IoT devices generate large amounts of logging and events data, monitoring and analysing the same can help both for troubleshooting purposes and as part of predictive maintenance as well. Keeping track of every different activity of IoT devices is impossible without having scalable framework which can address sheer volume of IoT logs. Although the Internet of things (IoT) is getting more and more attraction by researchers, integrating devices and machines to process the data in real time and at scale is a challenge. To reliably operate with IoT setup, a comprehensive view of the device health in aggregate will prove beneficial.

Graphical analysis represented through Fig. 10 showcases analysis of MQTT Broker successful connection requests received over IoT network discussed earlier through ELK stack. Such analysis can help in tracing vulnerabilities like Ping flooding and SYN flooding through which DOS attack is possible. Figure 11 depicts aggregate temperature and humidity level analysis on the values published through IoT network deployed for continuous tracking of temperature and humidity levels required to be maintained in centralized server room which hosts the log analytic setup proposed.

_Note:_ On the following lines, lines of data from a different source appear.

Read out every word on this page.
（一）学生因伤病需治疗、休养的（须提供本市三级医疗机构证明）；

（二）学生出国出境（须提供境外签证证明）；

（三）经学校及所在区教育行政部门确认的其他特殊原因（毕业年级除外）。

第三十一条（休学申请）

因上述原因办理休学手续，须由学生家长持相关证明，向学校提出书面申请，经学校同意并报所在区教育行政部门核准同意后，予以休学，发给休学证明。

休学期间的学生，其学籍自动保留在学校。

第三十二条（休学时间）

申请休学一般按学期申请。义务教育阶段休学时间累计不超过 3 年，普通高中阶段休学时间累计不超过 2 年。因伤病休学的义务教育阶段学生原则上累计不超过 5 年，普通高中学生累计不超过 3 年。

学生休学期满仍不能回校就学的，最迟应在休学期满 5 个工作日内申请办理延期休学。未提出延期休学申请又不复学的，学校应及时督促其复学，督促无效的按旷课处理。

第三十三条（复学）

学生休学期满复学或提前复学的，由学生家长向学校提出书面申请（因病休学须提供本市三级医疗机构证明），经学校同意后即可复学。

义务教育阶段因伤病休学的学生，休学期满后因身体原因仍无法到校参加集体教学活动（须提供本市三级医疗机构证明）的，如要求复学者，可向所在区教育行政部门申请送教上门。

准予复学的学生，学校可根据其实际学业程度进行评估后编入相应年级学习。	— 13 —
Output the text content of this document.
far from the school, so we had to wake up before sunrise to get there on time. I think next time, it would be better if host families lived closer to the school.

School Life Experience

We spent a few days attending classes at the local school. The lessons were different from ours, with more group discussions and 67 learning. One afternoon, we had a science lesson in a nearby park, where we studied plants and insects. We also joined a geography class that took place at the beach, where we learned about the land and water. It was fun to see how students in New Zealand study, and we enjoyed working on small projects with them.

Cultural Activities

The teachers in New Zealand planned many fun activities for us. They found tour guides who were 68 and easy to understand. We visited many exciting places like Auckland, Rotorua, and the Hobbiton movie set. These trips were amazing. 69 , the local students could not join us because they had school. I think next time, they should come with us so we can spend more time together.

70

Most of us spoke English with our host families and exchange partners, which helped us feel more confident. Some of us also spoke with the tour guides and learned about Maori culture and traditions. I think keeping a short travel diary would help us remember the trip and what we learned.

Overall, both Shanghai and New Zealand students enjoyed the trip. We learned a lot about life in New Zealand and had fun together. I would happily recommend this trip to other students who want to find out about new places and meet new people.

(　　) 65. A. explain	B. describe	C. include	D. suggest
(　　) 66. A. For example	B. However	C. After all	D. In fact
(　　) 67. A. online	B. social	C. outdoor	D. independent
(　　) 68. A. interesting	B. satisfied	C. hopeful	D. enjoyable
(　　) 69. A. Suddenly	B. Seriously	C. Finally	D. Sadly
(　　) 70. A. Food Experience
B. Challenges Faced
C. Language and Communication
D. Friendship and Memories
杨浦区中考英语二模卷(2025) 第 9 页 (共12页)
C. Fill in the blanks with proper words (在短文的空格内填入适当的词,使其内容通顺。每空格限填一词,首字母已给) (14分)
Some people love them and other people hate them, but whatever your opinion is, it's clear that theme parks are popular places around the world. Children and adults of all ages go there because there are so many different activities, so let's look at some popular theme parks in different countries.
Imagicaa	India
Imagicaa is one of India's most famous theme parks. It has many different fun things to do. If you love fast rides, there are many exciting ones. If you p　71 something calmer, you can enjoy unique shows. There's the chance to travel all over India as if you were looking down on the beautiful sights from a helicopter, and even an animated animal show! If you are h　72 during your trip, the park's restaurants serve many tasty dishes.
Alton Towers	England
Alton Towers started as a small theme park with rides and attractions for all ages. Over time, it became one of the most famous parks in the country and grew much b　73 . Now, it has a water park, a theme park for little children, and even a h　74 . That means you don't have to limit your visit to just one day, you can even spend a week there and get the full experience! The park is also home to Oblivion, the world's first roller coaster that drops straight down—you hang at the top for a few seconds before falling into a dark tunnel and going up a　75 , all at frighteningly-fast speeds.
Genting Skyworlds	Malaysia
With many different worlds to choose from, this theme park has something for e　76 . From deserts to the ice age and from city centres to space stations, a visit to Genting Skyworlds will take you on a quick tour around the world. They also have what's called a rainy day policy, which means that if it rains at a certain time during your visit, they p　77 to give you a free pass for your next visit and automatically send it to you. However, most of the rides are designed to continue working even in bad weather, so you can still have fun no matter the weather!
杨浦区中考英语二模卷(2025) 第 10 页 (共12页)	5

6.3 Performance Evaluation of Framework

This section discusses performance evaluation of proposed framework in analysing voluminous logs generated thorough sources discussed in previous subsection with respect to the search queries listed below. In order to compare the performance 5 million Logs (715 MB), 10 million logs (1.5 GB), 15 million logs (2.1 GB), 20 million logs (2.7 MB) were used for analysis. Time required to search and analyse specific log data pattern from tagged and classified logs is noted down in following table taking into the size of log volumes mentioned earlier. Proposed framework outperforms for different log volume sizes taking into consideration targeted queries listed below.

1.
Query I: HTTP Status Code Analysis to get distinct HTTP Status Codes.
2.
Query II: Analysing Frequent Hosts to identify and list hosts with poorly rated IPs from access logs.
3.
Query III: Analysing the Top ten hosts who have received 404 and 403 HTTP Response Code over month.
4.
Query IV: Analysing time period with maximum 404 and 403 HTTP Response Codes per day over month.
5.
Query V: Listing probing events on perimeter firewall with respect to ssh port 22 and telnet port 23. Since both these services are configured on nonstandard ports identifying this probing can give important security related insights.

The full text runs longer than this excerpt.